Henry M. Jackson Foundation for the Advancement of Military Medicine
- Formation: 1983
- Headquarters: Bethesda, Maryland, U.S.
- Website: www.hjf.org

= Henry M. Jackson Foundation for the Advancement of Military Medicine =

Non-profit organization

The Henry M. Jackson Foundation for the Advancement of Military Medicine (HJF) is a global non-profit organization created by Congress in 1983.

HJF serves as a link between the military medical community, federal and private partners, and American service members, veterans, and civilians who benefit from the foundation's research.

== History ==
HJF was created to support Uniformed Services University of the Health Sciences (USUHS) and throughout the military medical community. HJF was named in honor of Washington State Senator Henry "Scoop" Jackson, who sponsored the original legislation.

HJF provides scientific and management services, from infrastructure development, financial administration, clinical trials management to staffing and event planning. HJF works with a variety of programs, from large multi-site clinical trials to small, bench top projects, both nationally and abroad.

Long-time chief executive officer and president John W. Lowe retired after 25 years of serving HJF in May 2017. Retired Army Major General (Dr.) Joseph Caravalho, Jr. was named HJF CEO and president on September 1, 2017.

HJF acquired CAMRIS International in October 2020.

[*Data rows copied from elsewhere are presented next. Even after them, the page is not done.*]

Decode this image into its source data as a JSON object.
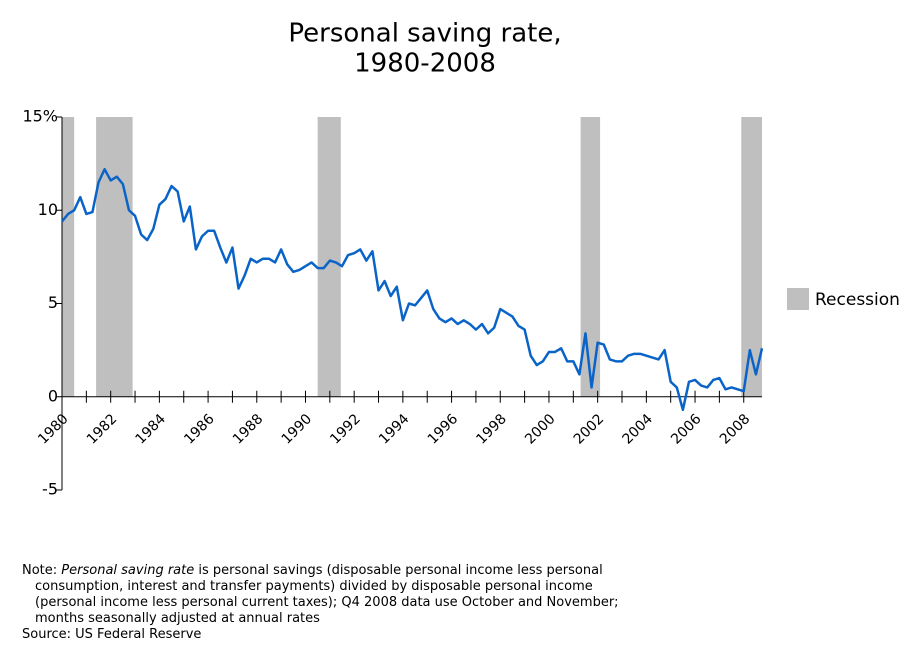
{
  "chart_data": {
    "type": "line",
    "title": [
      "Personal saving rate,",
      "1980-2008"
    ],
    "x": [
      1980,
      1980.25,
      1980.5,
      1980.75,
      1981,
      1981.25,
      1981.5,
      1981.75,
      1982,
      1982.25,
      1982.5,
      1982.75,
      1983,
      1983.25,
      1983.5,
      1983.75,
      1984,
      1984.25,
      1984.5,
      1984.75,
      1985,
      1985.25,
      1985.5,
      1985.75,
      1986,
      1986.25,
      1986.5,
      1986.75,
      1987,
      1987.25,
      1987.5,
      1987.75,
      1988,
      1988.25,
      1988.5,
      1988.75,
      1989,
      1989.25,
      1989.5,
      1989.75,
      1990,
      1990.25,
      1990.5,
      1990.75,
      1991,
      1991.25,
      1991.5,
      1991.75,
      1992,
      1992.25,
      1992.5,
      1992.75,
      1993,
      1993.25,
      1993.5,
      1993.75,
      1994,
      1994.25,
      1994.5,
      1994.75,
      1995,
      1995.25,
      1995.5,
      1995.75,
      1996,
      1996.25,
      1996.5,
      1996.75,
      1997,
      1997.25,
      1997.5,
      1997.75,
      1998,
      1998.25,
      1998.5,
      1998.75,
      1999,
      1999.25,
      1999.5,
      1999.75,
      2000,
      2000.25,
      2000.5,
      2000.75,
      2001,
      2001.25,
      2001.5,
      2001.75,
      2002,
      2002.25,
      2002.5,
      2002.75,
      2003,
      2003.25,
      2003.5,
      2003.75,
      2004,
      2004.25,
      2004.5,
      2004.75,
      2005,
      2005.25,
      2005.5,
      2005.75,
      2006,
      2006.25,
      2006.5,
      2006.75,
      2007,
      2007.25,
      2007.5,
      2007.75,
      2008,
      2008.25,
      2008.5,
      2008.75
    ],
    "series": [
      {
        "name": "Personal saving rate",
        "color": "#0a64c8",
        "values": [
          9.4,
          9.8,
          10.0,
          10.7,
          9.8,
          9.9,
          11.5,
          12.2,
          11.6,
          11.8,
          11.4,
          10.0,
          9.7,
          8.7,
          8.4,
          9.0,
          10.3,
          10.6,
          11.3,
          11.0,
          9.4,
          10.2,
          7.9,
          8.6,
          8.9,
          8.9,
          8.0,
          7.2,
          8.0,
          5.8,
          6.5,
          7.4,
          7.2,
          7.4,
          7.4,
          7.2,
          7.9,
          7.1,
          6.7,
          6.8,
          7.0,
          7.2,
          6.9,
          6.9,
          7.3,
          7.2,
          7.0,
          7.6,
          7.7,
          7.9,
          7.3,
          7.8,
          5.7,
          6.2,
          5.4,
          5.9,
          4.1,
          5.0,
          4.9,
          5.3,
          5.7,
          4.7,
          4.2,
          4.0,
          4.2,
          3.9,
          4.1,
          3.9,
          3.6,
          3.9,
          3.4,
          3.7,
          4.7,
          4.5,
          4.3,
          3.8,
          3.6,
          2.2,
          1.7,
          1.9,
          2.4,
          2.4,
          2.6,
          1.9,
          1.9,
          1.2,
          3.4,
          0.5,
          2.9,
          2.8,
          2.0,
          1.9,
          1.9,
          2.2,
          2.3,
          2.3,
          2.2,
          2.1,
          2.0,
          2.5,
          0.8,
          0.5,
          -0.7,
          0.8,
          0.9,
          0.6,
          0.5,
          0.9,
          1.0,
          0.4,
          0.5,
          0.4,
          0.3,
          2.5,
          1.2,
          2.6
        ]
      }
    ],
    "recession_label": "Recession",
    "recession_color": "#bfbfbf",
    "recessions": [
      [
        1980,
        1980.5
      ],
      [
        1981.4,
        1982.9
      ],
      [
        1990.5,
        1991.45
      ],
      [
        2001.3,
        2002.1
      ],
      [
        2007.9,
        2008.75
      ]
    ],
    "xlim": [
      1980,
      2008.75
    ],
    "xticks": [
      1980,
      1982,
      1984,
      1986,
      1988,
      1990,
      1992,
      1994,
      1996,
      1998,
      2000,
      2002,
      2004,
      2006,
      2008
    ],
    "minor_xticks": [
      1981,
      1983,
      1985,
      1987,
      1989,
      1991,
      1993,
      1995,
      1997,
      1999,
      2001,
      2003,
      2005,
      2007
    ],
    "ylim": [
      -5,
      15
    ],
    "yticks": [
      {
        "value": 15,
        "label": "15%"
      },
      10,
      5,
      0,
      -5
    ],
    "legend": "right",
    "note": [
      "Note: ",
      "Personal saving rate",
      " is personal savings (disposable personal income less personal"
    ],
    "note_lines": [
      "consumption, interest and transfer payments) divided by disposable personal income",
      "(personal income less personal current taxes); Q4 2008 data use October and November;",
      "months seasonally adjusted at annual rates"
    ],
    "source": "Source: US Federal Reserve"
  }
}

== Partnerships & Initiatives ==
In 2000, HJF established the John W. Lowe Joint Office of Technology Transfer (JOTT) in partnership with USU. This department helps scientists expedite their novel inventions, devices and technologies to possible patenting and commercialization. The JOTT has won 6 Federal Laboratory Consortium awards (2012, 2013, 2014, 2016, 2017, 2018).

HJF supports hundreds of additional research projects at USUHS and throughout military medicine, including the Center for Prostate Disease Research,[4] the Center for the Study of Traumatic Stress,[6] and the Center for Disaster and Humanitarian Assistance Medicine.[7] HJF's largest program is the U.S. Military HIV Research Program (MHRP), whose mission is to protect U.S. military personnel and aid the international fight against HIV. Established in 1988, the program focuses on HIV vaccine development, prevention, disease surveillance, care and treatment for HIV.

Contracting through the Defense Department, HJF supports the work of the U.S. Army Medical Research Directorate-Africa in Nairobi, Kenya; Dar es Salaam, Tanzania; and Kampala, Uganda.

The HJF is part of The Surgical Critical Care Initiative (SC2i). Created in 2013 and funded by the Department of Defense's Defense Health Program, the program "brings together clinicians and scientists to gather and analyze information ranging from simple observation to bio-banked tissue samples, and makes the resulting data available for use in computerized statistical models that, critically, produce decision guidance tools that can quickly be used to improve clinical practice and outcomes."

In February 2021, USUHS and HJF entered into a Cooperative Research and Development Agreement (CRADA) with OYE Therapeutics, a Purdue University-affiliated company “working to reduce the mortality and morbidity resulting from injuries on the battlefield through the development of new life-saving strategies.”